Protection de l’enfance : un service public en péril

Cinq enfants souriants, de différentes origines, debout côte à côte sur un fond jaune, protégés symboliquement par deux grandes mains au-dessus d’eux.

Depuis plusieurs années, les travailleurs sociaux de la protection de l’enfance tirent la sonnette d’alarme. Leurs alertes sont claires, répétées, documentées. Mais sur le terrain, la situation ne cesse de se dégrader. Derrière les discours officiels sur le retour à l’autorité, ce sont surtout les moyens humains et financiers qui s’effondrent. Les délais de prise en charge s’allongent, les équipes s’épuisent, les postes restent vacants. Et pendant ce temps, des enfants et des adolescent·es vulnérables sont laissés sans réponse, exposés à la précarité, à la violence, à l’abandon.

Les assises nationales de la protection de l’enfance se sont tenues le 19 juin dans un climat de tension extrême. Pour la CGT, l’échéance devait être un tournant. L’organisation syndicale a appelé à la mobilisation et a exigé un changement profond de cap. Ce qu’elle réclame, ce n’est pas seulement un sursaut politique, mais la réaffirmation d’un principe fondamental : protéger les enfants, tous les enfants, est une responsabilité publique non négociable. Le point sur le sujet avec Denis Bouclon !

L’effacement progressif de l’éducatif

Les réformes législatives récentes, loin de renforcer les fondements de la protection de l’enfance, en ont au contraire accéléré la dislocation. La mise en œuvre du code de justice pénale des mineurs, la loi sur l’autorité parentale ou encore les dispositions relatives à l’immigration ont transformé en profondeur le cadre d’action des professionnels. Ce qui dominait historiquement — l’éducatif, l’accompagnement, la prévention — cède désormais la place à une logique sécuritaire, qui ne dit pas son nom mais imprègne chaque dispositif.

L’ordonnance de 1945, qui consacrait une justice à part entière pour les mineurs, a été vidée de son esprit fondateur. Dans les faits, l’objectif d’insertion sociale passe après la rapidité d’exécution, les droits de la défense sont affaiblis, les placements se multiplient dans des conditions précaires. Plus grave encore, le nombre de mineur·es incarcéré·es augmente alors que la délinquance juvénile, elle, baisse. Ce renversement des priorités traduit un malaise profond dans les politiques publiques et un effacement progressif de ce qui faisait sens : la primauté de l’humain.

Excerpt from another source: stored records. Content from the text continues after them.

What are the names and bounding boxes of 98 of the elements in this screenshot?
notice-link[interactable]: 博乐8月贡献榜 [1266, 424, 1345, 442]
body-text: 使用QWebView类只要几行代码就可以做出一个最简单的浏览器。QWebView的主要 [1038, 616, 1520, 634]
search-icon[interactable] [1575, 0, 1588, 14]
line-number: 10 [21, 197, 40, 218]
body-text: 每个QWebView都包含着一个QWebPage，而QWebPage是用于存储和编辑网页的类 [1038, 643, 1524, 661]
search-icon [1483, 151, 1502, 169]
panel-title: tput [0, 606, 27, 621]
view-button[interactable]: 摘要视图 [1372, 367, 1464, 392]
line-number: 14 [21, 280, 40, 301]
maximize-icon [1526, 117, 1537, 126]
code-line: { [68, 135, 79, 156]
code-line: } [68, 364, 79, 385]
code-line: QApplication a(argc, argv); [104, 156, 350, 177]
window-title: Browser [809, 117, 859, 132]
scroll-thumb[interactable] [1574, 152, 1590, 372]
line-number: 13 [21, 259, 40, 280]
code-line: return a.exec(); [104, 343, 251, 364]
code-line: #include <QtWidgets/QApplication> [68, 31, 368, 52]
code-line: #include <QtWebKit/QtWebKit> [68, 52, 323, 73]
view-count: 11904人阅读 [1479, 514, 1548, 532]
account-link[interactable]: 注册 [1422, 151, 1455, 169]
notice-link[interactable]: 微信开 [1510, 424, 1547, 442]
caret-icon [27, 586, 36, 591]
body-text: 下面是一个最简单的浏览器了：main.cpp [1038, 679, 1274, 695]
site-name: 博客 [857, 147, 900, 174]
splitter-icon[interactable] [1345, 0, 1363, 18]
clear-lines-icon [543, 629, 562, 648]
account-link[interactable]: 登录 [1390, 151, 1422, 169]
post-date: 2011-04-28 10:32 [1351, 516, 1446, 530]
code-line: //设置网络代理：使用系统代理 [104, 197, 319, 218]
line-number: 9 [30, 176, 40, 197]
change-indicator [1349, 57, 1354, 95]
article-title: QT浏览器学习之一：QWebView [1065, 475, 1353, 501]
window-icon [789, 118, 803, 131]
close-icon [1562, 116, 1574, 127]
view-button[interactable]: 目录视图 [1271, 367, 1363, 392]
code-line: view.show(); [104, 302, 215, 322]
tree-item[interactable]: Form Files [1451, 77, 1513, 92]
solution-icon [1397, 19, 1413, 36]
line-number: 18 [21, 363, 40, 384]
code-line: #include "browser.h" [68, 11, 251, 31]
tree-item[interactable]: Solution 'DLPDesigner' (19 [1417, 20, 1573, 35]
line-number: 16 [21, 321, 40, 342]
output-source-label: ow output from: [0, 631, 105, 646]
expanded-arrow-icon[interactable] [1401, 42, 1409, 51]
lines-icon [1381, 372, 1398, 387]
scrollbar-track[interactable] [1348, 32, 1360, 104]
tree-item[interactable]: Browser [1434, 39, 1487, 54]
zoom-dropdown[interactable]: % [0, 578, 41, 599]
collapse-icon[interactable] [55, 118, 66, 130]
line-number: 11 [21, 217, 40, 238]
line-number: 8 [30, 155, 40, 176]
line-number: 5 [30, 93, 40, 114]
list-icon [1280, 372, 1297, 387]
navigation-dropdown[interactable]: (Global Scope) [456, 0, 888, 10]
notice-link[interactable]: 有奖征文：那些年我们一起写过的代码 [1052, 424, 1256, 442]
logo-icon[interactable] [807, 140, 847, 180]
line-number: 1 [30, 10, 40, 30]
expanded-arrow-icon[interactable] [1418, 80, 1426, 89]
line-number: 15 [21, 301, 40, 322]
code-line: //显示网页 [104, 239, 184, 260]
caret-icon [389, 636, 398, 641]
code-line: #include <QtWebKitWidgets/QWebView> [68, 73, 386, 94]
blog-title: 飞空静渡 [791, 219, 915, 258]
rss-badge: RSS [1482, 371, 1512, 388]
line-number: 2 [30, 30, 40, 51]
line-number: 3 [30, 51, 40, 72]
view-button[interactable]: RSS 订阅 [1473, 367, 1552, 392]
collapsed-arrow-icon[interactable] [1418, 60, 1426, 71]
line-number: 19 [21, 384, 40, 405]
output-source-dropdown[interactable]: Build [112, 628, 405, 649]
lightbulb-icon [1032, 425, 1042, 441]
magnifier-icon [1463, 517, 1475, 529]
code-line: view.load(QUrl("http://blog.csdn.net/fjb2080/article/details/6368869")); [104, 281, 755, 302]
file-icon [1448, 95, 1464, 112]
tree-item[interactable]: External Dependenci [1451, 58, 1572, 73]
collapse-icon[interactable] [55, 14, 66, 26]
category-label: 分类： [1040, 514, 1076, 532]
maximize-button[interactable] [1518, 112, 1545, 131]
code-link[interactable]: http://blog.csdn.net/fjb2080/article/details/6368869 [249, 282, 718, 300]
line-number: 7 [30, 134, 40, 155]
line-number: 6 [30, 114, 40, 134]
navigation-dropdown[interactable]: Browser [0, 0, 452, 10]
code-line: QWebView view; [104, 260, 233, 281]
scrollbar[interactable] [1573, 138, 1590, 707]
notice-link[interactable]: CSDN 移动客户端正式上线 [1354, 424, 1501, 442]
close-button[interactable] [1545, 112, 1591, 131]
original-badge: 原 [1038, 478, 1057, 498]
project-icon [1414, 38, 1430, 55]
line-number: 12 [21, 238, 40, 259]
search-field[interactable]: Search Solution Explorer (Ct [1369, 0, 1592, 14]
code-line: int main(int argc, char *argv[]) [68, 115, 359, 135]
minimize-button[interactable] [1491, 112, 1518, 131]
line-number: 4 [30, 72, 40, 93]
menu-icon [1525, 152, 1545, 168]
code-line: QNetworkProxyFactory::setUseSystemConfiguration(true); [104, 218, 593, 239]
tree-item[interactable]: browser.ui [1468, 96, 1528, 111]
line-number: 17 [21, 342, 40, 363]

Les mineur·es isolé·es, premières victimes

Dans ce paysage en crise, les enfants étrangers non accompagnés incarnent l’abandon absolu des principes de solidarité. Souvent victimes de violences et de parcours migratoires chaotiques, ces jeunes arrivent en France dans l’espoir d’une protection. Ils trouvent le plus souvent suspicion, rejet et procédures arbitraires. Le déni de minorité est devenu la règle, les conditions d’accueil sont indignes, et les mécanismes de fichage biométrique instaurent une présomption de fraude généralisée.

La loi immigration de 2024 a entériné cette logique de tri. La présomption d’innocence, pourtant censée s’appliquer à tous les mineurs, disparaît au profit d’une suspicion systématique. La France, en agissant ainsi, tourne le dos à ses engagements internationaux, notamment à la Convention internationale des droits de l’enfant. Loin de protéger, elle stigmatise. Loin d’accompagner, elle expulse symboliquement. Et ce sont des jeunes déjà fragilisés qui en paient le prix, privés des droits les plus élémentaires.

Une vision alternative de la protection

Face à ce constat alarmant, la CGT défend une tout autre vision de la protection de l’enfance. Elle plaide pour une rupture avec les logiques gestionnaires et les dispositifs à bas coût. Ce que le syndicat propose, c’est la création d’un véritable ministère dédié à l’enfance, un pilotage national des politiques, une revalorisation des métiers du soin et de l’éducatif, ainsi qu’un retour à un service public universel, désintéressé, non soumis à la concurrence entre structures.

L’organisation appelle aussi à renforcer la prévention spécialisée, à remettre en cause le code de justice pénale des mineurs, à restaurer l’esprit de l’ordonnance de 1945 et à garantir un accueil digne pour tous les mineurs, quelle que soit leur origine. C’est une refondation qu’elle exige, portée par une conviction simple : l’éducation ne peut être sacrifiée sur l’autel de la rentabilité ou de la peur.